Once the densification of national wireless networks nears completion in the next six years, the lease optimization firms will be back with a vengeance to inform the vast majority of cell tower lease landlords that they either agree to a significant rent reduction, or the lease will be terminated entirely (and soon). The logic behind the argument will be that carriers and tower companies can no longer afford to pay the “previous” rental rates for cell towers as a result of the addition of all the small cells. They will go on to say that as small cells now average about $22 per month rent, cell towers rental rates should be proportionately reduced (which will equate to an 80-90% reduction on average) and let the landlords decide.

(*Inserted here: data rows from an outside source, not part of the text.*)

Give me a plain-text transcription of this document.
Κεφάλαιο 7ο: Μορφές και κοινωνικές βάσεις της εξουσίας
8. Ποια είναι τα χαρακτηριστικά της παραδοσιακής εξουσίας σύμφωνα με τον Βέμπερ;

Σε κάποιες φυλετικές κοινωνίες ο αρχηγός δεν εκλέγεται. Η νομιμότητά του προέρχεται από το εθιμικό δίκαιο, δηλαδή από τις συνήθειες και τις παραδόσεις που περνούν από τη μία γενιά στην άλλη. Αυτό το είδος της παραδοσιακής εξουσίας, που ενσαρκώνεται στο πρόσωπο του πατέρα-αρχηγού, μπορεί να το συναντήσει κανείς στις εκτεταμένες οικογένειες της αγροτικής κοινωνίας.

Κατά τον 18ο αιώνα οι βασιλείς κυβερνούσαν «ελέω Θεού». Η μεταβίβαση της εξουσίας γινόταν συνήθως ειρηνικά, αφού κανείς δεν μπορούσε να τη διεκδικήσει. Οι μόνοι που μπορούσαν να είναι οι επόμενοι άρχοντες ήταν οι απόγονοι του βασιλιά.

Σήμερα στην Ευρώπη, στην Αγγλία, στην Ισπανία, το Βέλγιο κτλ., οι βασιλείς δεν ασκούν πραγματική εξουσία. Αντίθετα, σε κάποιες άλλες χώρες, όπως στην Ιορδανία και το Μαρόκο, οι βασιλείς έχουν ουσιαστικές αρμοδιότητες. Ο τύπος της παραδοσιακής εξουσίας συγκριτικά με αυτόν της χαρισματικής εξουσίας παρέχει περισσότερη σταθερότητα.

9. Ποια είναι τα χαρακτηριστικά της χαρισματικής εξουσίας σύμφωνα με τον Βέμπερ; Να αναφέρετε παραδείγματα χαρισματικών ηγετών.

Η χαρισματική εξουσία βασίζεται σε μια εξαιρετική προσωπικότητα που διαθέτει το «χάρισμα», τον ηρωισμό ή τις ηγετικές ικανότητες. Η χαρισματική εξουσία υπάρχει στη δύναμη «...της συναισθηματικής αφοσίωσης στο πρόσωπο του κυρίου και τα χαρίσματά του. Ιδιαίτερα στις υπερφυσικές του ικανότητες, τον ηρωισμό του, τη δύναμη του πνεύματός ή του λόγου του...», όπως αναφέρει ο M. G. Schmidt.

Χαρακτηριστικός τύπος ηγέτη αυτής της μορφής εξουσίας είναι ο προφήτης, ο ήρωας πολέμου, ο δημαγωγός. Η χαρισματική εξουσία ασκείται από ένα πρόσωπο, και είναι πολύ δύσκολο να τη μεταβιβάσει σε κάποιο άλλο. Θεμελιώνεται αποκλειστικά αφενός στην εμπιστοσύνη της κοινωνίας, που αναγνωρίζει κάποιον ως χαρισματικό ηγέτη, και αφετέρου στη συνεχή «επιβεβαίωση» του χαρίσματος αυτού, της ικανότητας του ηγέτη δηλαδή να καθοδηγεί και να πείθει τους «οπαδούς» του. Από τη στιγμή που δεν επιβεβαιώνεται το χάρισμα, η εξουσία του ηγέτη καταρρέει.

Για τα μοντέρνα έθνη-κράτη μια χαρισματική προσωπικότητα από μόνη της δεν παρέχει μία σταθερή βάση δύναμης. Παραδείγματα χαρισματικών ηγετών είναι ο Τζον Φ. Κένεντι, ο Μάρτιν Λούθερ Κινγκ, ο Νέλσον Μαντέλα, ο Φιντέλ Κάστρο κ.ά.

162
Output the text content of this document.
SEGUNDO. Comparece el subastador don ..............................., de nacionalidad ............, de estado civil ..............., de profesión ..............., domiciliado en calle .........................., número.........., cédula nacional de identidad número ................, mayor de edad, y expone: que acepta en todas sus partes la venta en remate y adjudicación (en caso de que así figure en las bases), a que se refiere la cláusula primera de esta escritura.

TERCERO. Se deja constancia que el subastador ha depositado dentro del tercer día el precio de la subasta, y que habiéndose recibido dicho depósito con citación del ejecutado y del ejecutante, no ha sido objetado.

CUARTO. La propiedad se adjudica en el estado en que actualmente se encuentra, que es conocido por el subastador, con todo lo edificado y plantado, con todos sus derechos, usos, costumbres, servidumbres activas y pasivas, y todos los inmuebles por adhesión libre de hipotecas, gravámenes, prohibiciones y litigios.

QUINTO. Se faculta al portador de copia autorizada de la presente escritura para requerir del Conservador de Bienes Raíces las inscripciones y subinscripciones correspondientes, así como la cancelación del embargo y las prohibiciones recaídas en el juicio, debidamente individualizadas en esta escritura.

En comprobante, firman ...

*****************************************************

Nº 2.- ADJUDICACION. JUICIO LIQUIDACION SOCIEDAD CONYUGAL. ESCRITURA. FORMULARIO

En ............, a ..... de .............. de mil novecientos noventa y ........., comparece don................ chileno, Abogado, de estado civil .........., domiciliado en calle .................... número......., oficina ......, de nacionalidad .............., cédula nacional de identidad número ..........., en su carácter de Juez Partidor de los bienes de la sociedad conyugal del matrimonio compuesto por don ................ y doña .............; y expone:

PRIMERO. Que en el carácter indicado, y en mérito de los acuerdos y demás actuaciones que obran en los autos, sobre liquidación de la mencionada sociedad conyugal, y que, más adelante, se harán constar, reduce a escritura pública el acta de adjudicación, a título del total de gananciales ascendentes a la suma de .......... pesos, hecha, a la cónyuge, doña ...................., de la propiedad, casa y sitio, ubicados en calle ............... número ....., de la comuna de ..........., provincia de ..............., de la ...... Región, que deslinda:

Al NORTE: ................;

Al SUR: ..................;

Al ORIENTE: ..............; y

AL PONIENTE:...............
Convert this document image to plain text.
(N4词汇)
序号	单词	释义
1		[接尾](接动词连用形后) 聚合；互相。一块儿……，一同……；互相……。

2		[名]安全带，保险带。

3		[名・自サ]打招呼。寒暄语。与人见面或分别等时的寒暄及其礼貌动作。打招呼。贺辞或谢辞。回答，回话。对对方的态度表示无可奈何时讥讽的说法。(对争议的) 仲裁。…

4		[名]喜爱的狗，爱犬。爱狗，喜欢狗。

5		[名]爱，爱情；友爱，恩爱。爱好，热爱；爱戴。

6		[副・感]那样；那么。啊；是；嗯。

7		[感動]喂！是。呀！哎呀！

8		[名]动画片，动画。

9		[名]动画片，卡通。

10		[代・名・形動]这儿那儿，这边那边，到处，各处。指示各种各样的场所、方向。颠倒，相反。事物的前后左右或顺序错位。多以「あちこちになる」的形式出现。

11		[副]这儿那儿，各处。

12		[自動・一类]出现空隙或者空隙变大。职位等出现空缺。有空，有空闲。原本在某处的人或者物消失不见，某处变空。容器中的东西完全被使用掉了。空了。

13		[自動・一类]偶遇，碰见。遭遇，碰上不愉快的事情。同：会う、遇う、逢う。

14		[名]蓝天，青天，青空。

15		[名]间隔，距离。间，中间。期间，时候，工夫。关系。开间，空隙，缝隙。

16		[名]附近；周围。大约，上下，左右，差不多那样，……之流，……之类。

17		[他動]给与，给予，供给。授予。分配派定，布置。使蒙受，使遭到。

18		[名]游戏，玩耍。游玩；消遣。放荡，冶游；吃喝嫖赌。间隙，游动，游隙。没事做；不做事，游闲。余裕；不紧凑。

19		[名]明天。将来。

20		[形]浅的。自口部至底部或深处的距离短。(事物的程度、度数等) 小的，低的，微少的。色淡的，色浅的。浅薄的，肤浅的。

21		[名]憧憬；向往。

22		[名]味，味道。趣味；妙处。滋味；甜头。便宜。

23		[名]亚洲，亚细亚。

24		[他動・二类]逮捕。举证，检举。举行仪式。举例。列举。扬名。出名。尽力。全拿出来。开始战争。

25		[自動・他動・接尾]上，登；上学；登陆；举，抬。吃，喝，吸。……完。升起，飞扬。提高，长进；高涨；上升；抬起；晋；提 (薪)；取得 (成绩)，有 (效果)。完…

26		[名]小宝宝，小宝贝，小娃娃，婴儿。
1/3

The SCPO will arbitrarily and systematically reduce the amounts paid to local and state government agencies by carriers, tower companies, and infrastructure developers (collectively “wireless vendors”) in the form of small cell application fees and annual fees. Unfortunately, as the fee cap is currently set to be $270 per year per node for small cells installed in the public right-of-way or on local and state government-owned property (including street lights, bus stop shelters, and buildings) nationwide, some local and state government agencies and districts will bear the burden more than others, as the rents have historically varied a great deal for macrocells (“cell towers”) nationwide according to the local real estate markets, traffic, alternative locations and costs of living, which means that cities such as San Francisco and New York will be hurt far more by the SCPO than small midwest
Conclusion
To private property owners, it is reasonable to be cautious about the ultimate long-term effects of the SCPO on wireless agreement (a.k.a. “cell tower lease”) monthly payment rates, as it is my prediction that wireless vendors will use the small cell fee cap created by the SCPO to set a precedent for cell tower lease rate reductions which has the potential to save carriers and tower companies billions in the form of rent reductions while costing private landlords dearly.
Such “proposals” often work to intimidate the uninformed, while the truth is – and will remain – that most towers and associated leases will exist beyond the lives of the majority of people alive today and will likely never be candidates for termination. While the wireless vendors would love nothing more than to enrich their collective bottom lines using such threats to terminate, unless the overwhelming majority of landlords agree to significant rent reductions, the threats to terminate cell tower leases based on the foregoing premise, will be ineffective. That said, private and government landowners alike should know this: Seek out a qualified wireless lease consultant to evaluate your cell tower and lease before ever agreeing to any change that could cost you money, as the nominal fee that might be paid for the consult will likely deliver exponential returns in the long run.